Bovenstaand beeld komt overeen met de antwoorden die leerlingen in de enquête hebben gegeven op de vraag wat ze verwachten te gaan doen qua opleiding of beroep na het hGL. In klas 1 zijn er minder technische beroepen genoemd dan in klas 2. Klas 1 onderbouwt dit met het argument dat Robotica niet van toepassing is voor het beroep wat zij voor ogen hebben. Zoals dokter, fotografe, advocate of ‘iets met dieren’. De docenten van het Robotica-project zijn echter van mening dat ook in deze genoemde beroepen Roboticakennis van pas komt. De aan te leren vaardigheden, kennis en manier van aanpak die nodig zijn om een robot te bouwen en te programmeren, gaan namelijk volgens hen verder dan de technische beroepen die wij op dit moment kennen.
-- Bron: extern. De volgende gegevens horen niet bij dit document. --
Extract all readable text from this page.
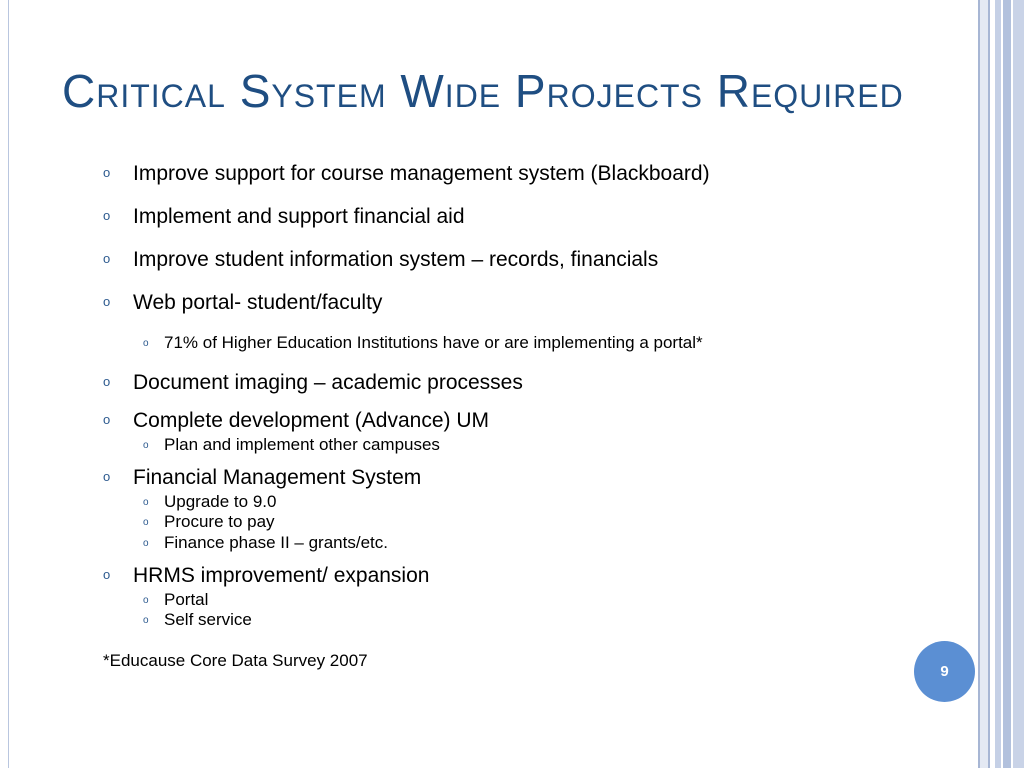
Critical System Wide Projects Required
o Improve support for course management system (Blackboard)
o Implement and support financial aid
o Improve student information system – records, financials
o Web portal- student/faculty
o 71% of Higher Education Institutions have or are implementing a portal*
o Document imaging – academic processes
o Complete development (Advance) UM
o Plan and implement other campuses
o Financial Management System
o Upgrade to 9.0
o Procure to pay
o Finance phase II – grants/etc.
o HRMS improvement/ expansion
o Portal
o Self service
*Educause Core Data Survey 2007
9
Het laten zien van voorbeelden hoe Robotica in diverse sectoren wordt toegepast, zou dan ook een advies kunnen zijn aan de Robotica-docenten. Door dit onderdeel toe te voegen aan het project, zouden leerlingen een beter beeld kunnen krijgen van waarom het project ook voor hen en hun toekomstdroom van toegevoegde waarde kan zijn.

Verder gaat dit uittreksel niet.